Tessa und Herr Grevenbroich arbeiteten in der Filmbranche. Tessa war Kamerafrau und Maries Vater ein angesehener Schauspieler. Er war einem breiten Fernsehpublikum durch seine Rolle als Kommissar Brockmeier in der Vorabendserie Vorstadtwache bekannt geworden, spielte aber auch in anderen Fernsehfilmen mit. Durch seinen Job war er viel unterwegs, doch seit Tessa schwanger war, versuchte er, häufiger zu Hause zu sein oder zumindest in der Stadt zu drehen.
Herr Grevenbroich schloss leise die Schlafzimmertür. »Ich rufe jetzt den Klempner an. Ihr wischt bitte das Wasser im Bad auf.« Eilig lief er ins Erdgeschoss.

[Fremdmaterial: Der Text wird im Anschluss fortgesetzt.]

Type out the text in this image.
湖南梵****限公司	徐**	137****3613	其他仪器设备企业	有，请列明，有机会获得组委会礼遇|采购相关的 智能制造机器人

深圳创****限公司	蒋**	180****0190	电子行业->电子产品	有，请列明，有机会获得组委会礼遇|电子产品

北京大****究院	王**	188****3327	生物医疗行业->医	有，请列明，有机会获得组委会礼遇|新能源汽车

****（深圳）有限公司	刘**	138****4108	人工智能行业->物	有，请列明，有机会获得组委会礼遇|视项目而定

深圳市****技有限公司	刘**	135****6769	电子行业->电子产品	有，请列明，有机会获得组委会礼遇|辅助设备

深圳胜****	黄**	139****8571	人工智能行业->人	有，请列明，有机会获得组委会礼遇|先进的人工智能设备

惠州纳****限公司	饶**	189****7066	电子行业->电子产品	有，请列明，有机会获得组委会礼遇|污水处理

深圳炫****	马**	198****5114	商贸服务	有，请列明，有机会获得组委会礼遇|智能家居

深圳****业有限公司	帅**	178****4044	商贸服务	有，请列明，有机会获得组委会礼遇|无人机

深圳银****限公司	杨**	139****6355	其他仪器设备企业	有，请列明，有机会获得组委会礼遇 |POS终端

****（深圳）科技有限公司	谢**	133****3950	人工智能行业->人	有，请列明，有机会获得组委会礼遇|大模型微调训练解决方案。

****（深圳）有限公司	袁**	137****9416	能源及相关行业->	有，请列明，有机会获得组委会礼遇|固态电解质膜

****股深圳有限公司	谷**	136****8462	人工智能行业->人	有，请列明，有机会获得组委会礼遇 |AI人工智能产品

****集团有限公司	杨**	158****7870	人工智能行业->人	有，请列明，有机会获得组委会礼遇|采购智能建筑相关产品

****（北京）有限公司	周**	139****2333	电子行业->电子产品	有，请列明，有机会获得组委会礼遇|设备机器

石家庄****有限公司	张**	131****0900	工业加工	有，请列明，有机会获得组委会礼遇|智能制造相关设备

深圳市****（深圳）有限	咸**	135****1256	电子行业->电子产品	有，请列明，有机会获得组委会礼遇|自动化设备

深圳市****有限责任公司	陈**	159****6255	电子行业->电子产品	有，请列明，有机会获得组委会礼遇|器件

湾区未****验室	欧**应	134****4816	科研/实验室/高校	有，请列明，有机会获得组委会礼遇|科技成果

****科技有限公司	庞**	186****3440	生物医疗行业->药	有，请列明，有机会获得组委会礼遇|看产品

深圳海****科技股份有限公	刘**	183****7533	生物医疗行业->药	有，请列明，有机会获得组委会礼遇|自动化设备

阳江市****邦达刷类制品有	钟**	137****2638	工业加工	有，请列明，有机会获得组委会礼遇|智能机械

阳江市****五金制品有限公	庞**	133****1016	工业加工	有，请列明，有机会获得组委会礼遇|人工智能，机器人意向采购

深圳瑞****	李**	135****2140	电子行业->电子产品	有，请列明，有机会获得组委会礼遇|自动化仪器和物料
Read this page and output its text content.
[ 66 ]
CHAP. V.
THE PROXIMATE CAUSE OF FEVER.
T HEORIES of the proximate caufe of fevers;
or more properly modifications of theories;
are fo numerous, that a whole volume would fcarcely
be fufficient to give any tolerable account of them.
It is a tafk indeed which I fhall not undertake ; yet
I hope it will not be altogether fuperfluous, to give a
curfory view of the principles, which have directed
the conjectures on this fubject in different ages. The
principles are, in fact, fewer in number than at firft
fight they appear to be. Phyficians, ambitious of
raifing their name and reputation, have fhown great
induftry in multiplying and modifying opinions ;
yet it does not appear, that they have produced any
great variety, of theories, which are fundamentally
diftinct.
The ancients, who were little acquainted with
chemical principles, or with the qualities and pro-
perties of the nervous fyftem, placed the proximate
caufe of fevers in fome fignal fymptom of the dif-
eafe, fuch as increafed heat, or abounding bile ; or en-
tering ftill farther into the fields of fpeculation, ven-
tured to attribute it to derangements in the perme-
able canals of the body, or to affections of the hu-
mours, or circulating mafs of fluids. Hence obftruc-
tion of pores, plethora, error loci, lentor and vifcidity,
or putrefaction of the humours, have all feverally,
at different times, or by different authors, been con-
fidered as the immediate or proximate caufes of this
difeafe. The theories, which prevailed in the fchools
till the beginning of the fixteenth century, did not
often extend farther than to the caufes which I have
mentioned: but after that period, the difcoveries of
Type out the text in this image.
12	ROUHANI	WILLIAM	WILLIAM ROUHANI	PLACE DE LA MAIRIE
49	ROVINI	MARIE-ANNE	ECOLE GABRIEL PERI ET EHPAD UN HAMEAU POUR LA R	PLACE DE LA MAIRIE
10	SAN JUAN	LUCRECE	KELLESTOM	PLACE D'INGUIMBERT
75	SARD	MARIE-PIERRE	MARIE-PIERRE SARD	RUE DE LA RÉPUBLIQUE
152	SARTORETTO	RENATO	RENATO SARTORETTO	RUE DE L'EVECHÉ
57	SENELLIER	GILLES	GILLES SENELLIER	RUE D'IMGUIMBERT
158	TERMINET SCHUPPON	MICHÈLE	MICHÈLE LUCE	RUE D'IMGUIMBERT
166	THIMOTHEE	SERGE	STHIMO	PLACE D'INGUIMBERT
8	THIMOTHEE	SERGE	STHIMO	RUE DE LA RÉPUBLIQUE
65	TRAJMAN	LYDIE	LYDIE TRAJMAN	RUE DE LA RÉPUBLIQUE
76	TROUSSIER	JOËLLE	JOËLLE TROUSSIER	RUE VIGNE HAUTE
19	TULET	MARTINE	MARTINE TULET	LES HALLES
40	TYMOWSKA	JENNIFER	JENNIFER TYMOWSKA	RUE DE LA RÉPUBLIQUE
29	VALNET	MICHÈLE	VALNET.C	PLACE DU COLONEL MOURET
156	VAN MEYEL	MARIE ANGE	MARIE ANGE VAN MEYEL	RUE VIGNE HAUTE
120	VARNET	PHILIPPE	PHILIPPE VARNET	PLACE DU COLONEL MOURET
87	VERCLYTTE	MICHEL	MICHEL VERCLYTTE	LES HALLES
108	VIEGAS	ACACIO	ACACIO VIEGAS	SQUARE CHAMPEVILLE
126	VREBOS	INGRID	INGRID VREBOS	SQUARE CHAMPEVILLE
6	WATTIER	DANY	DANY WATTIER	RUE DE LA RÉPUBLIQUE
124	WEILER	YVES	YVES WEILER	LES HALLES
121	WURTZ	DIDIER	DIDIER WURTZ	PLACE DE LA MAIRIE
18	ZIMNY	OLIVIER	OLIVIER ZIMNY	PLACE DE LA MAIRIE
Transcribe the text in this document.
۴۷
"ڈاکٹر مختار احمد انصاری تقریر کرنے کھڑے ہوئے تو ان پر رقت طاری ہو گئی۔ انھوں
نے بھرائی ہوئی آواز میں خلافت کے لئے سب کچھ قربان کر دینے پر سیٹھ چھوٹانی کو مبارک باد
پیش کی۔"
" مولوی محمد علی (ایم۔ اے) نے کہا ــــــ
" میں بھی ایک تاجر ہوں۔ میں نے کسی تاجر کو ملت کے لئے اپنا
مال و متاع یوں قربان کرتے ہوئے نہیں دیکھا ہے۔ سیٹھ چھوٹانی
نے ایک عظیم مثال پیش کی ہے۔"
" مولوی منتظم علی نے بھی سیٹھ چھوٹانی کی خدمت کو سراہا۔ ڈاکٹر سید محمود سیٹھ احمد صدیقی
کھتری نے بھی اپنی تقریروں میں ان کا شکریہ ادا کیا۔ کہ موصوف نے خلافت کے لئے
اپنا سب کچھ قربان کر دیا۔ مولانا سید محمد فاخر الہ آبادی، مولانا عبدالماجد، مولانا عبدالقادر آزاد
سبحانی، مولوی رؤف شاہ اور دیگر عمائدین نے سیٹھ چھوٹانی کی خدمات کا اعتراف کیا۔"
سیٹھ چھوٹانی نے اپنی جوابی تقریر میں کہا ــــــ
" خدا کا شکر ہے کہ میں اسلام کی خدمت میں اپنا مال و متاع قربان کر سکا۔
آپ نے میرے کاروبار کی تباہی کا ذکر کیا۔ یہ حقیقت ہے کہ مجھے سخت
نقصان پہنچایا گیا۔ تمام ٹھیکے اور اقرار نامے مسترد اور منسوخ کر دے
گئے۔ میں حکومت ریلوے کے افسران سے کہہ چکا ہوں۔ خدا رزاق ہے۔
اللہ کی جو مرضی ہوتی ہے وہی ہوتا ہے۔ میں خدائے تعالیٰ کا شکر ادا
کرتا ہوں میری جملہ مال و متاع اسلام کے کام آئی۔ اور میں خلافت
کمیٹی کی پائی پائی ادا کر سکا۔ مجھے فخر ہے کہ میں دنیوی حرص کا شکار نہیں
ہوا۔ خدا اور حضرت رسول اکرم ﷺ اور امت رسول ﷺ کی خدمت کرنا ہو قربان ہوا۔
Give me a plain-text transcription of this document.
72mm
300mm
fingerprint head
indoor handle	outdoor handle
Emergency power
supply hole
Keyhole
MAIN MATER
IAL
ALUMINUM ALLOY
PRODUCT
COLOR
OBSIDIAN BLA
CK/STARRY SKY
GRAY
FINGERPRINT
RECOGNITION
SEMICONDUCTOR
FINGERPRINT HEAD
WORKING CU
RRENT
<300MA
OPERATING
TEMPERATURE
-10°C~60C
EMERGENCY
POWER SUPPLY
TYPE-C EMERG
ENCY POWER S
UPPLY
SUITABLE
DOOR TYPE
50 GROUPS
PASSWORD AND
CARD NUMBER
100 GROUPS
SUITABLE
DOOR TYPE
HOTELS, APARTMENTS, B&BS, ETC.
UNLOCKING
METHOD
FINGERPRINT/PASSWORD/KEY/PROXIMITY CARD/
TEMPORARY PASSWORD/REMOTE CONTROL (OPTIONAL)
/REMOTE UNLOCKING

»Also, ich muss mich erst mal umziehen«, erklärte Lina. »Sonst erkälte ich mich. Das Aufwischen schaffst du doch auch alleine, oder?« Sie huschte an Marie vorbei in ihr Zimmer.
Marie starrte sprachlos auf die nasse Spur, die Lina auf dem glänzenden Parkett hinterlassen hatte. Wie dreist war das denn? Erst wollte sie hinter ihrer Stiefschwester herstürmen und sie zur Rede stellen, aber dann zuckte sie nur mit den Schultern. Für einen weiteren Streit mit Lina war sie heute nicht in der richtigen Stimmung. Außerdem wollte sie so schnell wie möglich zurück zu ihrem Chai Latte, den Nussplätzchen und den Urlaubsfotos. Seufzend machte sich Marie auf den Weg nach unten, um den Wischmopp zu holen.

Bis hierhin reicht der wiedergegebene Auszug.